Yani Sheng: Play Time |
Ze woonden al tien jaar samen in een piepklein appartementje op de vijfenvijftigste verdieping van een flat in Harajuki, waar de ramen niet open konden (gelukkig niet), en ze eigenlijk ook geen uitzicht hadden, tenzij je de eeuwige beerput van een mall die maar niet afkwam een uitzicht wilt noemen. Er stond bijna niets in hun appartement, afgezien van wat geluidsapparatuur en een bankstel en een tafeltje, omdat ze, zoals ze vrijwel dagelijks tegen elkaar en tegen de spiegel zeiden, als een soort mantra, dat ze alleen elkaar nodig hadden.
Ze waren over het algemeen goed gemutst, maar soms ging er wel wat mis, zoals in elk 'huwelijk' (ze waren niet getrouwd, maar zo voelde het), en dan kon met name Naomi uit haar slof schieten. Volgens Naoki, die eindeloos geduld had met zijn geliefde, kwam dat omdat ze alleen met haar dove moeder was opgegroeid in Hokkaido, en als meisje haar emoties niet had kunnen uiten behalve door haar haar uit te trekken en onbegrijpelijke haiku's te schrijven.

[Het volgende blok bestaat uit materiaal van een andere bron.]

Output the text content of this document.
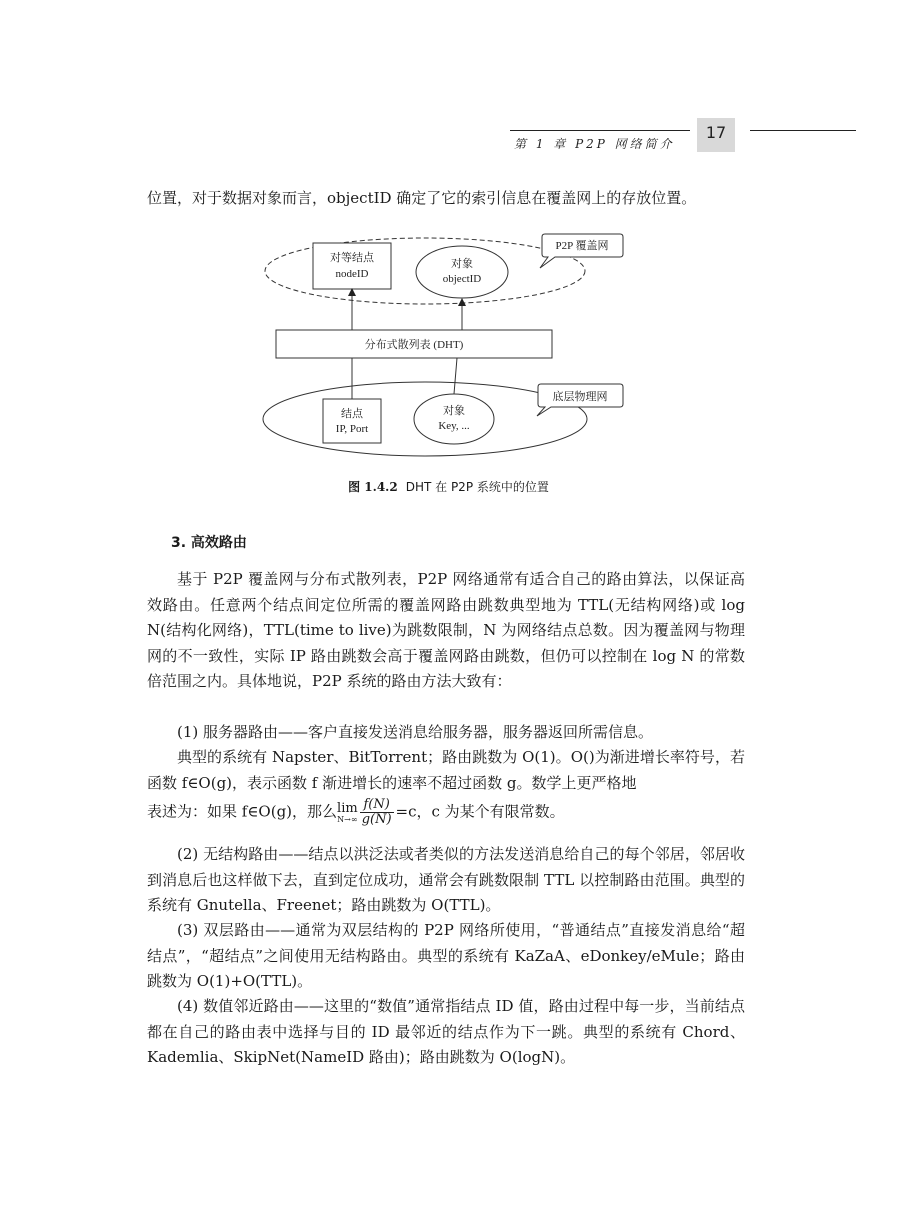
第 1 章 P2P 网络简介
17

位置，对于数据对象而言，objectID 确定了它的索引信息在覆盖网上的存放位置。

P2P 覆盖网
对等结点
nodeID
对象
objectID
分布式散列表 (DHT)
底层物理网
结点
IP, Port
对象
Key, ...
图 1.4.2 DHT 在 P2P 系统中的位置
3. 高效路由

基于 P2P 覆盖网与分布式散列表，P2P 网络通常有适合自己的路由算法，以保证高效路由。任意两个结点间定位所需的覆盖网路由跳数典型地为 TTL(无结构网络)或 log N(结构化网络)，TTL(time to live)为跳数限制，N 为网络结点总数。因为覆盖网与物理网的不一致性，实际 IP 路由跳数会高于覆盖网路由跳数，但仍可以控制在 log N 的常数倍范围之内。具体地说，P2P 系统的路由方法大致有：

(1) 服务器路由——客户直接发送消息给服务器，服务器返回所需信息。

典型的系统有 Napster、BitTorrent；路由跳数为 O(1)。O()为渐进增长率符号，若函数 f∈O(g)，表示函数 f 渐进增长的速率不超过函数 g。数学上更严格地

表述为：如果 f∈O(g)，那么lim
$N\to\infty \frac{f(N)}{g(N)} =c$，c 为某个有限常数。

(2) 无结构路由——结点以洪泛法或者类似的方法发送消息给自己的每个邻居，邻居收到消息后也这样做下去，直到定位成功，通常会有跳数限制 TTL 以控制路由范围。典型的系统有 Gnutella、Freenet；路由跳数为 O(TTL)。

(3) 双层路由——通常为双层结构的 P2P 网络所使用，“普通结点”直接发消息给“超结点”，“超结点”之间使用无结构路由。典型的系统有 KaZaA、eDonkey/eMule；路由跳数为 O(1)+O(TTL)。

(4) 数值邻近路由——这里的“数值”通常指结点 ID 值，路由过程中每一步，当前结点都在自己的路由表中选择与目的 ID 最邻近的结点作为下一跳。典型的系统有 Chord、Kademlia、SkipNet(NameID 路由)；路由跳数为 O(logN)。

Haar woede-uitbarstingen vertoonden een patroon. Als Naomi bijvoorbeeld haar bankpas kwijt was, of ze had zich verslapen voor een afspraak, dan zette ze snoeiharde deathcore op en ging eerst met glazen gooien, daarna met borden en uiteindelijk met flessen. Altijd tegen dezelfde muur, namelijk de muur waarop Naoki, die 's nachts, als hij inspiratie had, werkte als beeldend kunstenaar (eigenlijk droomde hij ervan beeldend kunstenaar te zijn), een droompoesje had geschilderd, een vreemd poesje met een bal. Door al dat brekend glaswerk was de muurschildering wel iets aangetast, maar Naoki hield vol dat hierdoor zijn kunstwerk alleen maar mooier was geworden.
Echte liefde.
Buren klaagden, maar na een bezoekje van Naomi waren ze weer stil; hoe ze dat voor elkaar kreeg wist niemand.
Steeds als Naomi zo'n destructieve bui aan voelde komen, zei ze tegen haar vriend: 'Het is weer zover. Ga jij maar een ommetje maken.' Als hij terugkwam, na een stuk of vijf, zes sigaretten te hebben gerookt op het winderige plein beneden, dan had ze alles alweer opgeruimd, ze had de zak met glas (vaak verzamelde ze het in een kartonnen doos omdat een zak de neiging had te scheuren) beneden in de kelder van het flatgebouw, waar het afval werd verzameld, in de glasbak gekieperd en dat was dan dat.
Niemand wist van Naomi's woede uitbarstingen – behalve haar moeder, maar die hield zich stil.
Toen, na vijf jaar van steady optredens, met name in en rond Tokio en Kyoto, de manager van Naomi en Naoki, een zekere meneer Yamamoto, hen persoonlijk kwam vertellen dat hun act niet meer geboekt zou worden omdat er geen vraag meer naar was, hij had papieren bloemen en sake en allerlei bento boxen meegenomen om de boodschap te verzachten, kwam het niet als een verrassing voor Naoki dat Naomi vrij snel na het vertrek van Yamamoto, hem weer eens verzocht een ommetje te maken. Nu bleef hij extra lang weg. Hij liep echt een ommetje, om de beerput heen. Het was windstil en het motregende. De stad lag er liefdeloos bij.
Toen Naoki weer thuiskwam, was niet alleen het glaswerk weg, maar de glaswerpster zelf ook. Later bleek dat ze spoorslags naar Hokkaido was vertrokken om voor haar stervende moeder te zorgen.
Sindsdien schildert hij haar, op alle mogelijke manieren, van foto's, uit zijn hoofd, van dichtbij, van veraf, in alle mogelijke poses en standpunten. Als hij zijn laatste portret van haar af heeft, een graffiti werk op een grote lege muur in Ginza, dat hij van plan is in één nacht aan te brengen, beschouwt hij zijn leven als voltooid.